Wednesday, July 23, 2008

Roice-Hurst Humane Society

Roice-Hurst Humane Society, which maintains it is Mesa County’s only no-kill animal shelter, has transferred vicious pets to Mesa County Animal Services to be killed, according to Mesa County records.

Fourteen pets, including 11 dogs and three cats from Roice-Hurst, have been euthanized by Mesa County animal officers from Jan. 1, 2007 to July 21.

Mesa County Animal Services Director Penny McCarty said the animals are killed because they pose a public-safety threat.

And, only animal sanctuaries such as Best Friends in Utah, which operates on a multimillion-dollar budget, truly never kill animals, she said.

“Keep in mind that there are people out there who don’t deal with animals that aren’t perfect animals. They think that no-kill is realistic,” McCarty said.

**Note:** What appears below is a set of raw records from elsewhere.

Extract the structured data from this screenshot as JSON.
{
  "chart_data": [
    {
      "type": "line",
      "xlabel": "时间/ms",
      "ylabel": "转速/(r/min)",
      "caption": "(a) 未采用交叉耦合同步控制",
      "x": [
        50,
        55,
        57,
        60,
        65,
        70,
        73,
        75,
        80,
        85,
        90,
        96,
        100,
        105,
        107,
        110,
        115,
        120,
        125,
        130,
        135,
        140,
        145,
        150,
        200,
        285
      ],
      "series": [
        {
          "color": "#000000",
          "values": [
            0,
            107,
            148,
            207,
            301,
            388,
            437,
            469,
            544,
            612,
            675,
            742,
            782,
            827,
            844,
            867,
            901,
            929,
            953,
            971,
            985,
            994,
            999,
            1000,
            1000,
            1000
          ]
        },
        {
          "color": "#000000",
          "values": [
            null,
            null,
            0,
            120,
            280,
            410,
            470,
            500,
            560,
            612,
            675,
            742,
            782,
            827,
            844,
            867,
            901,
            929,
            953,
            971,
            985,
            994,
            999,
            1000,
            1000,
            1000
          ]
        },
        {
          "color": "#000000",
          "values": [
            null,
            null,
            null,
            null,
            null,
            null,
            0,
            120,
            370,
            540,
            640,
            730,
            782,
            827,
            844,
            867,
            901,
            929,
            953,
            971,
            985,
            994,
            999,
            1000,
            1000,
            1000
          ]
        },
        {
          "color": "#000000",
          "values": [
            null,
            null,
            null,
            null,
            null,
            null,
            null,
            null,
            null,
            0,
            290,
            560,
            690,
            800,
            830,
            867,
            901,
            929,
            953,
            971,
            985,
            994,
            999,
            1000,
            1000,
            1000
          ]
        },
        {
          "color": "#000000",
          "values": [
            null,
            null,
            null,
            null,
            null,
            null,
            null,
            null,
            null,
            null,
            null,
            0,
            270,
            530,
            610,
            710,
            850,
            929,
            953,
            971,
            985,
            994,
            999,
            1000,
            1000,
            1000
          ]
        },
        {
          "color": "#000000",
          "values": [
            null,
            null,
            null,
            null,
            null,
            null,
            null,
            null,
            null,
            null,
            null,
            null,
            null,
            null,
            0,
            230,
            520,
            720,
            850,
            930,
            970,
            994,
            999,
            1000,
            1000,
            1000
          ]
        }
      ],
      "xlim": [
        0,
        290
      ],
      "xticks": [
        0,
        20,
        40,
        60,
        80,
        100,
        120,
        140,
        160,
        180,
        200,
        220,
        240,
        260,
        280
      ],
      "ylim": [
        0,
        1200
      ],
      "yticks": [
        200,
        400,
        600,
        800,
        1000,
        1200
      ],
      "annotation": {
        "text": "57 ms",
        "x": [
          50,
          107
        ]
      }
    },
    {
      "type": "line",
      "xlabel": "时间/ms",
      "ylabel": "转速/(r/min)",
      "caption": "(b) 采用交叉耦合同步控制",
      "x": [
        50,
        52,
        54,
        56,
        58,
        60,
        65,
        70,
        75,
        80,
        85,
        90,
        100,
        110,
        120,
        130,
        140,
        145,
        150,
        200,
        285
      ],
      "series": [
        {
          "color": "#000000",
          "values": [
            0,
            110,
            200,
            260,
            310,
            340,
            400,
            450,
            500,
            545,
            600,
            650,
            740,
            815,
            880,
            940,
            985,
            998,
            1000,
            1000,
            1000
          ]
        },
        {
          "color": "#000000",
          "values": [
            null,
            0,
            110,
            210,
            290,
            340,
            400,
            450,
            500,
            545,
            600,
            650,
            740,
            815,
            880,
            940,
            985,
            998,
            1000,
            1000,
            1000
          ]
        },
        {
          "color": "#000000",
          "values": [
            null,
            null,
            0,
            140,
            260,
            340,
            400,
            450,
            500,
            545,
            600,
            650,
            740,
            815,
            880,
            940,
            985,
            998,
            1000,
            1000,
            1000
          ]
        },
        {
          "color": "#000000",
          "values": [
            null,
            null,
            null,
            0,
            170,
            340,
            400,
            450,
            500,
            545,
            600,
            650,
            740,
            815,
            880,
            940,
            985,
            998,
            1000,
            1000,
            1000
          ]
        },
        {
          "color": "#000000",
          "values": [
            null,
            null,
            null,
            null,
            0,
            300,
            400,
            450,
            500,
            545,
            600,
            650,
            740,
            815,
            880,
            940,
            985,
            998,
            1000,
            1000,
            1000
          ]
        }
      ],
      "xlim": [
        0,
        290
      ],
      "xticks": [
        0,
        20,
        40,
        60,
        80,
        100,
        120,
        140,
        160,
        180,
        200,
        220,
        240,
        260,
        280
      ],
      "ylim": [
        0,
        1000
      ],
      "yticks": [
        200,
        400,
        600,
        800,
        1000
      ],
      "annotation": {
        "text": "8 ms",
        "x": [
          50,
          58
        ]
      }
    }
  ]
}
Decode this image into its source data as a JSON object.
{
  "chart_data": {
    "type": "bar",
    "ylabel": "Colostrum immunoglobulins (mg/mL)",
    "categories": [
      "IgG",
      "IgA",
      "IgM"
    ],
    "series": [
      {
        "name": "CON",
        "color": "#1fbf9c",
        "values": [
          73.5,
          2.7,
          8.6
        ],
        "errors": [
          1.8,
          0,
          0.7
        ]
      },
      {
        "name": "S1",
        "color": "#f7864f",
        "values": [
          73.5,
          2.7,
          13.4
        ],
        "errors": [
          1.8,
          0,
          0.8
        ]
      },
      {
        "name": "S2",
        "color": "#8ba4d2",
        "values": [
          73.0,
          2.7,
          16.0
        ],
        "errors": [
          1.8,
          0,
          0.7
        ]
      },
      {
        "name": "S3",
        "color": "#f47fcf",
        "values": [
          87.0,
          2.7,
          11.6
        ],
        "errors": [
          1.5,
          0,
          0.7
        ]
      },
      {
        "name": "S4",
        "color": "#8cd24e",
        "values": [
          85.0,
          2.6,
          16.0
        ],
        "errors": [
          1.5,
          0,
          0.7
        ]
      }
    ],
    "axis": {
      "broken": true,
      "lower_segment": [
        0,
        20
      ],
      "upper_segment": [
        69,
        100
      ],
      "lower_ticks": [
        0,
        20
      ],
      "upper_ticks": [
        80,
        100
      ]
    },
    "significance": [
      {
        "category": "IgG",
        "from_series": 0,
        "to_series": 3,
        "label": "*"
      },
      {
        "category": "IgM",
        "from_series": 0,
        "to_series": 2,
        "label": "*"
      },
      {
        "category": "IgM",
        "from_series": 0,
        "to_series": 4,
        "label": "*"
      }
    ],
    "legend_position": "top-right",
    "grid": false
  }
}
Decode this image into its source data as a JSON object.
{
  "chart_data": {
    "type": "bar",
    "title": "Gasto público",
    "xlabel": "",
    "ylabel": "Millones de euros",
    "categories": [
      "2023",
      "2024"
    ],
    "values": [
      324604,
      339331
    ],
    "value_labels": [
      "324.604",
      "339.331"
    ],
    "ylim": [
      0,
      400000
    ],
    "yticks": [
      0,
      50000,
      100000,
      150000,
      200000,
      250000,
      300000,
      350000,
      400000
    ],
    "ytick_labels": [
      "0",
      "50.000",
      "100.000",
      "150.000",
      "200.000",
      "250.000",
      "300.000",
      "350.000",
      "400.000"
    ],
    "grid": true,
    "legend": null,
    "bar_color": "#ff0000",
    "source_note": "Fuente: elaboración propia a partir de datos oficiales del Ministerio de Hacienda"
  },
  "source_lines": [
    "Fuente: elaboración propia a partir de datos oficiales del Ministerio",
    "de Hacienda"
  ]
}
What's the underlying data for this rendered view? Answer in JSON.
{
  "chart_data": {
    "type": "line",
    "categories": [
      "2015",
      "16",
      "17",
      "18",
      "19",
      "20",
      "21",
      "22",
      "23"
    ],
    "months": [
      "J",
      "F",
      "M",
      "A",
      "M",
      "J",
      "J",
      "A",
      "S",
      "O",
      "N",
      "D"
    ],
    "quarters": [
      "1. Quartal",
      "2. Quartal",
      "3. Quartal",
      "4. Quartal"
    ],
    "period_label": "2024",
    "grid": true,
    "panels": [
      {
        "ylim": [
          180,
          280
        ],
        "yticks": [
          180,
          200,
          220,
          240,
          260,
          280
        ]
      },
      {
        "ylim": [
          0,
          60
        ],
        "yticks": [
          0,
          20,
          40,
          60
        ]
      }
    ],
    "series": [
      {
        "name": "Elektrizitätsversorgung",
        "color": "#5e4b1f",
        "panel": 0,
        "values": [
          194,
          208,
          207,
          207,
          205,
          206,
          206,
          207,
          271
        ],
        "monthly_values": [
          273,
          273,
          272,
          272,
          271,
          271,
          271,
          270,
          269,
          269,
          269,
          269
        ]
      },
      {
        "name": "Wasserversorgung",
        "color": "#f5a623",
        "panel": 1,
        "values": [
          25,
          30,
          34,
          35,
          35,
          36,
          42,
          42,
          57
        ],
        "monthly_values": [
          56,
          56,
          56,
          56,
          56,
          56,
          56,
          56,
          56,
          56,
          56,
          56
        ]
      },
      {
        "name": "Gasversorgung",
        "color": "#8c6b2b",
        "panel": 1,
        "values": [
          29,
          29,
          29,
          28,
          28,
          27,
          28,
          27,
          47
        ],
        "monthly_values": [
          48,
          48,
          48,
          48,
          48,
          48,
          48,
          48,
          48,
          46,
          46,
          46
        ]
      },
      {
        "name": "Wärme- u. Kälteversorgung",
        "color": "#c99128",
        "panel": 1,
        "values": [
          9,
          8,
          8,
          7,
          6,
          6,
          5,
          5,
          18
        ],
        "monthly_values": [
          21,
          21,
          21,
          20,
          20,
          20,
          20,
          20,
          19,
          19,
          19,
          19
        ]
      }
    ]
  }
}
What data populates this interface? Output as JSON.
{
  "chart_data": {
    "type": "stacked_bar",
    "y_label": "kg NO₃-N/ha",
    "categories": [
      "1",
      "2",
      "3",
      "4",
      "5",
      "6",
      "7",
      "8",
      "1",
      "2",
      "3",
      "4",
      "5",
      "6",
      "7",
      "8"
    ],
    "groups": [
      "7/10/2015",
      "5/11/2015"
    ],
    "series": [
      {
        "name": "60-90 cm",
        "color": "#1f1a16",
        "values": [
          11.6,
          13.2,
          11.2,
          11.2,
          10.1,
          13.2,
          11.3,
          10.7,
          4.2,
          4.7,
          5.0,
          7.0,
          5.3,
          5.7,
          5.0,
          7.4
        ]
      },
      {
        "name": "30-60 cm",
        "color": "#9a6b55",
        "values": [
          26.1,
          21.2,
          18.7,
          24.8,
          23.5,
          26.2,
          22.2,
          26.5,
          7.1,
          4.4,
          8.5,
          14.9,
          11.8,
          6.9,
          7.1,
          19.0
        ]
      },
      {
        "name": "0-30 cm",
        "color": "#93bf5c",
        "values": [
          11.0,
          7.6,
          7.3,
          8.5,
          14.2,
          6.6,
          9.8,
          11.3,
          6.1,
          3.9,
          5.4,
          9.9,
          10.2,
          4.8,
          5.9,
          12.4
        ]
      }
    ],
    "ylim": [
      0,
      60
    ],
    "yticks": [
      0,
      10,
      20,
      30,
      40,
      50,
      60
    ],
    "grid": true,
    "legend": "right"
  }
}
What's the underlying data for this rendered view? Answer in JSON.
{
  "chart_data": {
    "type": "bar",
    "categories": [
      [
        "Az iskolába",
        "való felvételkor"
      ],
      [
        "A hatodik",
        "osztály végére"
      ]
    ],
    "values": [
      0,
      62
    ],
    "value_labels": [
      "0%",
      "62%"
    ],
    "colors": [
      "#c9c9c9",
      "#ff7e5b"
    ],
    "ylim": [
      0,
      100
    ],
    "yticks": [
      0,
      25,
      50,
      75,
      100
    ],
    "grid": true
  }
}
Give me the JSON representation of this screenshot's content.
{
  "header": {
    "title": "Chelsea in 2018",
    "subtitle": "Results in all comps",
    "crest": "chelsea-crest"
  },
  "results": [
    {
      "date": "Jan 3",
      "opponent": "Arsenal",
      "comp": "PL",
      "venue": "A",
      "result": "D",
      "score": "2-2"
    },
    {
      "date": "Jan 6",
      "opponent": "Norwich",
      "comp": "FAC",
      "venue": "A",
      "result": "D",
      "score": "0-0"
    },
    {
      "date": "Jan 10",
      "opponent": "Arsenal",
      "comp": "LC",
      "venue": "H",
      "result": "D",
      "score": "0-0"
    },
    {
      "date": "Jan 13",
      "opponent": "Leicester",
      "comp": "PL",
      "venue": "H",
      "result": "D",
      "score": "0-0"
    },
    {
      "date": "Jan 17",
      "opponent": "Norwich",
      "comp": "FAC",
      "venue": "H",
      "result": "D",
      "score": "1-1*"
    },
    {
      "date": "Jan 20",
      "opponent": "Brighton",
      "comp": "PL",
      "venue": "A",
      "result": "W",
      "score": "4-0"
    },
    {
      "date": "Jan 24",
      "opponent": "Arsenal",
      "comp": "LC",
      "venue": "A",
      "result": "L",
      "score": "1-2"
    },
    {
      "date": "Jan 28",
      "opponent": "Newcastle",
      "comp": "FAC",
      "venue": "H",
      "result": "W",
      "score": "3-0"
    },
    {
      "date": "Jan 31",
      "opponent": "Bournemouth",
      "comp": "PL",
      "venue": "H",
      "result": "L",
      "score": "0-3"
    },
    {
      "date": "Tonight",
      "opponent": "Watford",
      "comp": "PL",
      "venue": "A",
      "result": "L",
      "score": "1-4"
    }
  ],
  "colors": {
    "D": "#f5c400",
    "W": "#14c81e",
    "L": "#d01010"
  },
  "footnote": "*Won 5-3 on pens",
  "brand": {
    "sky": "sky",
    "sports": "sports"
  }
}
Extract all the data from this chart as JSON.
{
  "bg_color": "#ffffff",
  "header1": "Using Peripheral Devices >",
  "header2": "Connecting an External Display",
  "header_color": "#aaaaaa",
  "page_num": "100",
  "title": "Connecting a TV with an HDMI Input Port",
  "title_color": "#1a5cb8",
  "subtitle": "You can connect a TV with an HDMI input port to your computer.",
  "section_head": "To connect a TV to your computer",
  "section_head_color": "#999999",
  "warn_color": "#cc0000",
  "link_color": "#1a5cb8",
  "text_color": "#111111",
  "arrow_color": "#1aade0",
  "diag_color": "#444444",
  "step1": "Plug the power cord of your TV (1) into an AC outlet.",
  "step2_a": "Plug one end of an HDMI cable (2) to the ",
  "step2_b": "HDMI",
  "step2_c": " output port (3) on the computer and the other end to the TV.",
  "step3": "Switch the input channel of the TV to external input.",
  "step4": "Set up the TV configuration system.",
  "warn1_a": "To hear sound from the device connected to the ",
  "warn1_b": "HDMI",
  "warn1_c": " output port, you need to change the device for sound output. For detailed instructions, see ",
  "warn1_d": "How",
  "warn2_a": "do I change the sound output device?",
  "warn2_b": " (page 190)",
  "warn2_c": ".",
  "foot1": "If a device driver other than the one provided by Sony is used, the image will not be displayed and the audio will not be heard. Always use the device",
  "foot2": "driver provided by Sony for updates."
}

Using the “no-kill” slogan may pull away potential donations from other nonprofit agencies that rescue animals and are vying for public donations. After making public pleas for donations last week, Roice-Hurst has collected more than $200,000 from an energetic outpouring of public support.

Office manager Kathy Haack at Roice-Hurst said few pets, “about three in the past year,” were euthanized at the shelter because they were in obvious, terminal pain.

Roice-Hurst board members Georgia Holt and Claudia Jackson both said Tuesday they were unaware that animals from Roice-Hurst were sent to Mesa County’s facility to be killed.

I think the media is once again rearing it's ugly head. Royce-Hurst is for the most part a no kill shelter. There are animals out there that pose a threat to the public. It is always the way they are raised and bred and treated by people. Sadly, the animals lose. There is no perfect solution as humans are themselves a threat to society. In addition, putting down a terminally ill animal is the humane thing to do. Why it can't be regulated for terminally ill people is beyond me. It would be a shame if Royce-Hurst lost potential funding because of the tough choices they've had to make in evaluating animals for adopt ability. Many people are poor animal owners who take no responsibility for themselves or the pets they should consider a privilege to have.